The Secretary of State, in Colorado, has issued a warning to the state’s registered businesses. These businesses number in excess of 800,000. The warning has to do with corporate identity theft that is used to fraudulently make illegal purchases. The primary targets for this scam are major businesses such as; Office Depot, Home Depot, Dell and Apple.
At this point, there have been over 35 businesses that have had their financial identity compromised. This amounts to an excess of $750,000 made in fraudulent purchases from Home Depot alone, according to the Colorado Bureau of Investigation (CBI). The purchases were made by using bogus corporate identities. Five arrests have been made in connection with these criminal activities, as reported by CBI fraud unit agent Robert Brown.
It’s not yet clear how many other businesses have been affected by the scam. However, there are indications that the problem may be increasing. This has been indicated by additional groups that are become involved in perpetrating this type of scam.
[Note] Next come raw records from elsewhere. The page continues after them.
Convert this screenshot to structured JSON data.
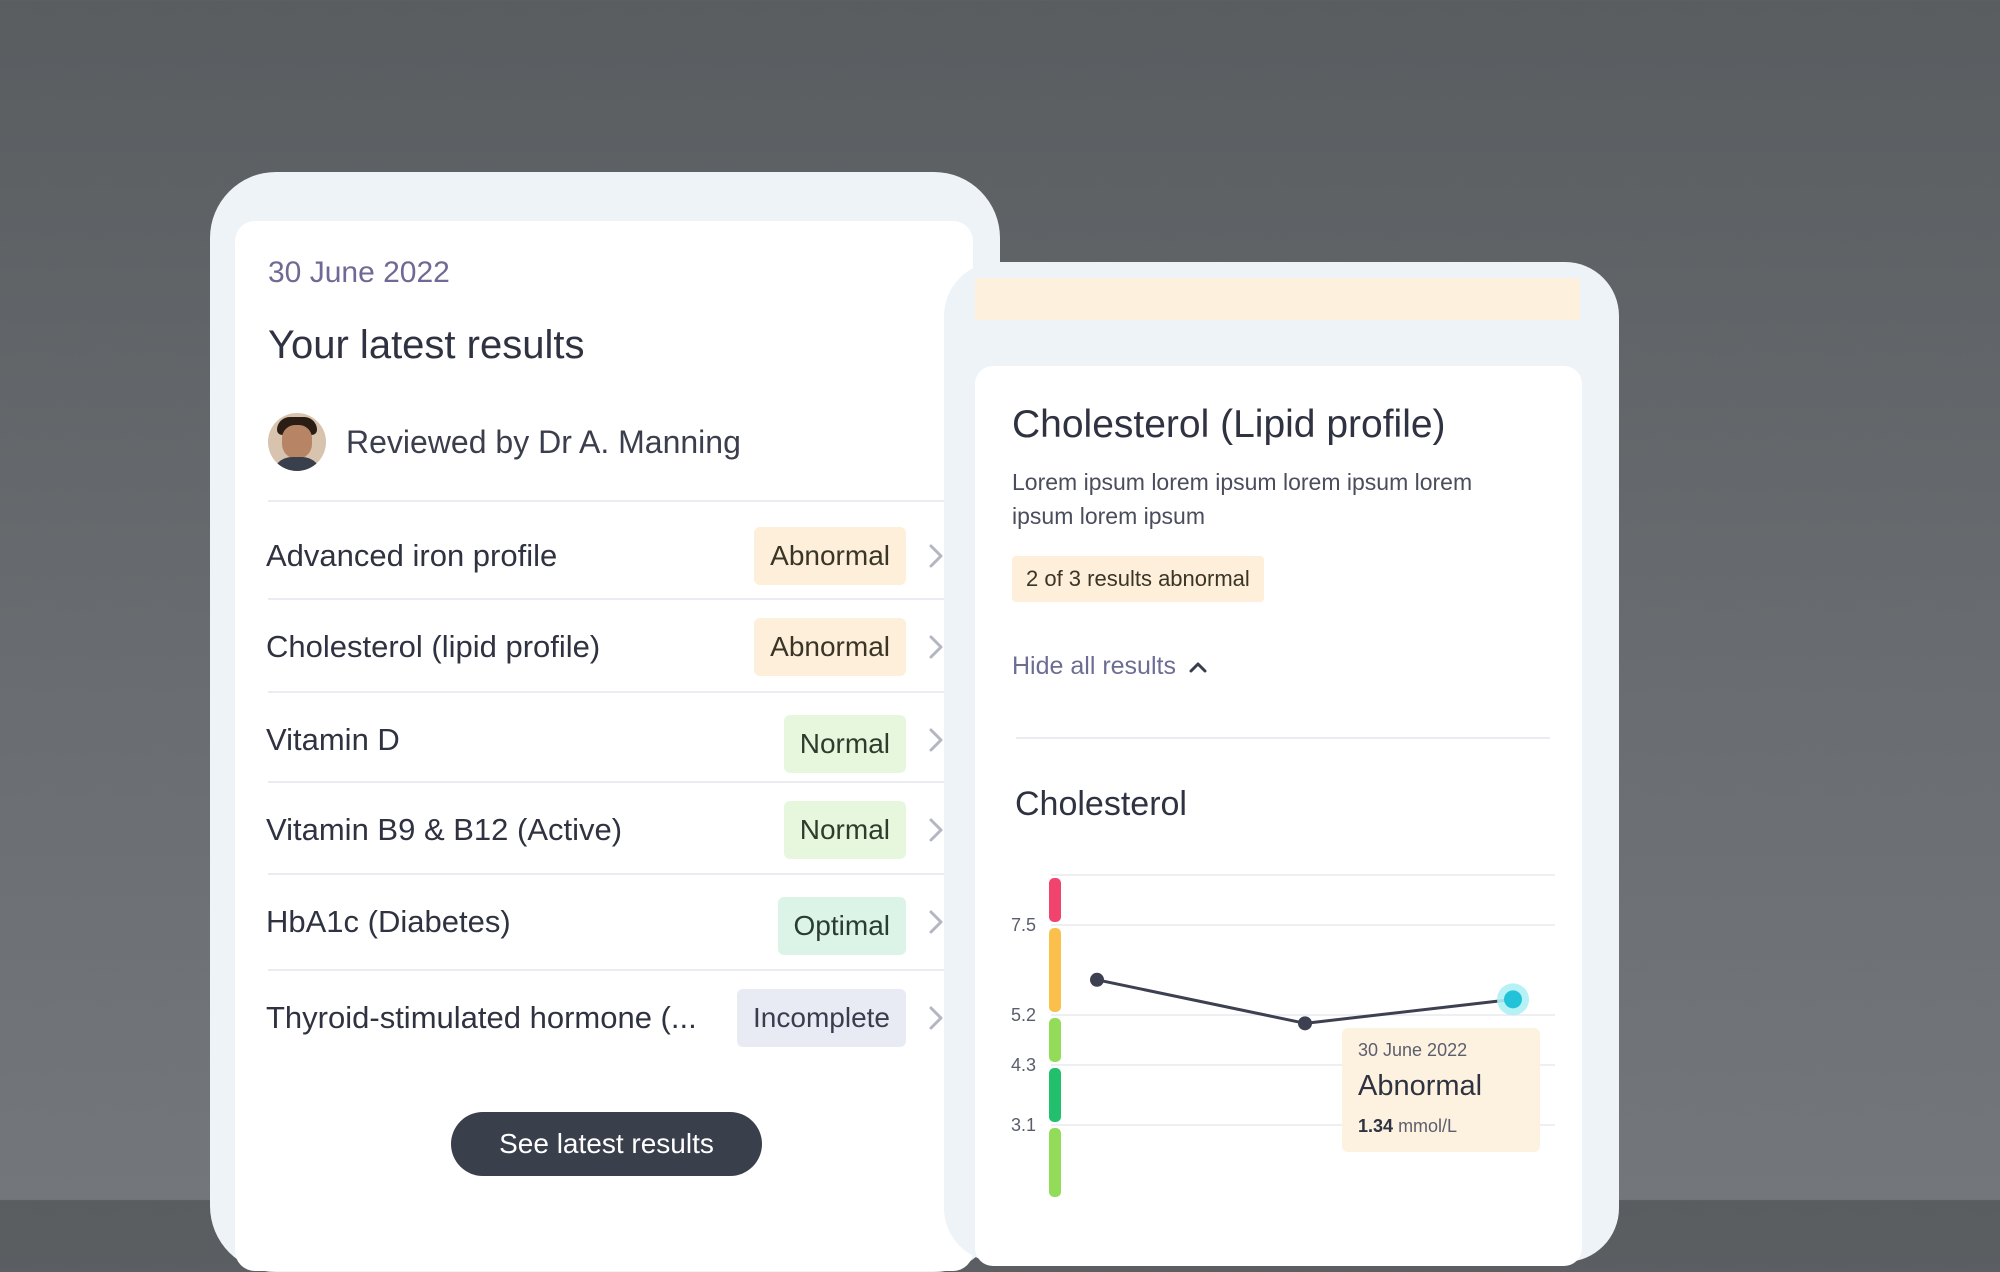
{
  "results_card": {
    "date": "30 June 2022",
    "title": "Your latest results",
    "reviewer": "Reviewed by Dr A. Manning",
    "items": [
      {
        "label": "Advanced iron profile",
        "status": "Abnormal"
      },
      {
        "label": "Cholesterol (lipid profile)",
        "status": "Abnormal"
      },
      {
        "label": "Vitamin D",
        "status": "Normal"
      },
      {
        "label": "Vitamin B9 & B12 (Active)",
        "status": "Normal"
      },
      {
        "label": "HbA1c (Diabetes)",
        "status": "Optimal"
      },
      {
        "label": "Thyroid-stimulated hormone (...",
        "status": "Incomplete"
      }
    ],
    "cta": "See latest results"
  },
  "detail_card": {
    "title": "Cholesterol (Lipid profile)",
    "description": "Lorem ipsum lorem ipsum lorem ipsum lorem ipsum lorem ipsum",
    "summary": "2 of 3 results abnormal",
    "toggle": "Hide all results",
    "chart_title": "Cholesterol",
    "tooltip": {
      "date": "30 June 2022",
      "status": "Abnormal",
      "value": "1.34",
      "unit": "mmol/L"
    }
  },
  "chart_data": {
    "type": "line",
    "title": "Cholesterol",
    "y_ticks": [
      7.5,
      5.2,
      4.3,
      3.1
    ],
    "series": [
      {
        "values": [
          6.1,
          5.05,
          5.6
        ]
      }
    ],
    "highlighted_point": 2,
    "range_colors": {
      "very_high": "#f0436d",
      "high": "#fbc04b",
      "borderline": "#92dc5a",
      "optimal": "#22c06c",
      "low": "#92dc5a"
    },
    "grid": true
  },
  "colors": {
    "abnormal_bg": "#fdefd9",
    "normal_bg": "#e6f7de",
    "optimal_bg": "#dcf3e7",
    "incomplete_bg": "#e9ebf4",
    "cta_bg": "#3a3f4c",
    "highlight": "#22c3d8"
  }
}
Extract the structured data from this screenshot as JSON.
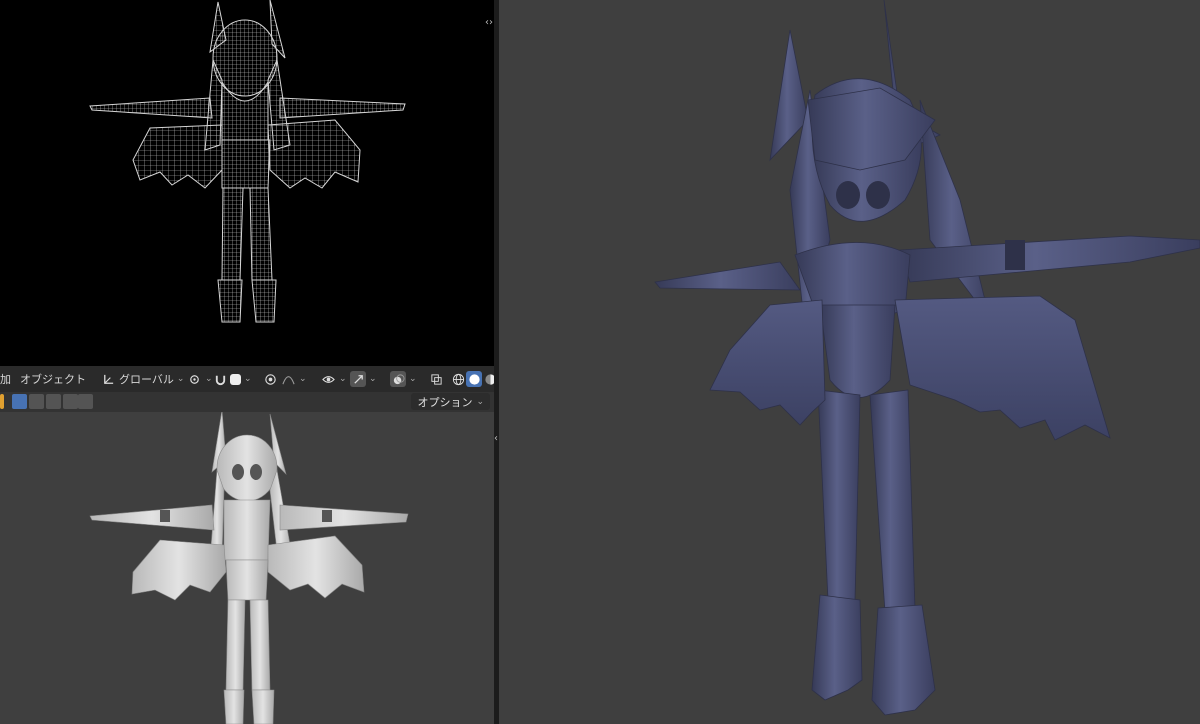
{
  "header": {
    "add_label": "加",
    "object_menu": "オブジェクト",
    "transform_orientation": "グローバル",
    "options_label": "オプション"
  },
  "icons": {
    "orientation": "axis-orientation-icon",
    "pivot": "pivot-point-icon",
    "snap": "snap-magnet-icon",
    "snap_target": "snap-target-icon",
    "proportional": "proportional-edit-icon",
    "falloff": "falloff-curve-icon",
    "visibility": "eye-visibility-icon",
    "gizmo": "gizmo-icon",
    "overlay": "overlay-icon",
    "xray": "xray-icon",
    "shading_wire": "wireframe-shading-icon",
    "shading_solid": "solid-shading-icon",
    "shading_material": "material-shading-icon"
  },
  "colors": {
    "viewport_bg": "#3f3f3f",
    "wire_bg": "#000000",
    "wire_line": "#cfcfcf",
    "solid_model": "#c9c9c9",
    "render_model": "#4a4f73",
    "active_blue": "#4772b3"
  }
}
For example, Texas authorities have reported at least one other similar occurrence.
Evidently, an inherent weakness in Colorado’s business registration system helped to expedite the scam. This was due to an unusually wide open Colorado Secretary of State Office registration procedure. As with other states, businesses are required to register the details of their companies. This includes: the agent of the company that is making the registration, local address and other pertinent details. However, Colorado not only allows anyone to view a business registration record (as is the policy of other states). They also allow nearly anyone to make changes to that record. The Colorado state site has no username or password protection for company registration information. This means that changes could easily be made to business registration records by anyone visiting the state site.
This was the opportunity that identity scammers needed in order to set up their operations. According to Robert Brown, it was smaller to medium-sized companies that were targeted. In some cases, the companies had already gone out of business. This did not stop the criminals from using altered company registration information to make online credit applications with retail suppliers.
The system that was used in Colorado dates back to a time when corporate identity theft was not a problem. In actuality, an alert email is sent to the companies if any changes are made. However, this has not always been effective. This is especially true in cases of defunct companies. It should be noted that it is a felony to make unauthorized changes to business registration data.
Unfortunately, there are no current plans to institute a username and password system for Colorado business registrations. The state is basically telling their businesses to be vigilant regarding the email alert notification system. This may change, once the appropriate budget is approved. Discussions for this type of change will be made in January, when the legislative session resumes. It is estimated that five to seven additional employees will be needed to maintain a username and password help department.
Brown has stated that Colorado state authorities were alerted to this type of scam, previously. This occurred when Home Depot made an inquiry regarding purchases in excess of $250,000. The credit application involved was subsequently reviewed by Citibank. Citibank underwrites Home Depot credit lines. Their review revealed an alteration in Home Depot’s registration form. The change constituted a change from a physical location in Boulder, Colorado to a virtual location in Aurora, Colorado. The virtual office personnel in Aurora were then told to forward all mail to another virtual location in Harbor City, California.
The identity thieves then used Home Depot’s line of credit to make home appliance purchases. These items included TVs, refrigerators and various electronic devices. Copper wiring was also purchased using Home Depot’s name on a credit application. Since copper is a valuable metal that can easily be resold, purchasing a large amount is similar to purchasing a quantity of metal, such as silver.
In most of the fraudulent purchases, pickups were made by hired “street children and adults”.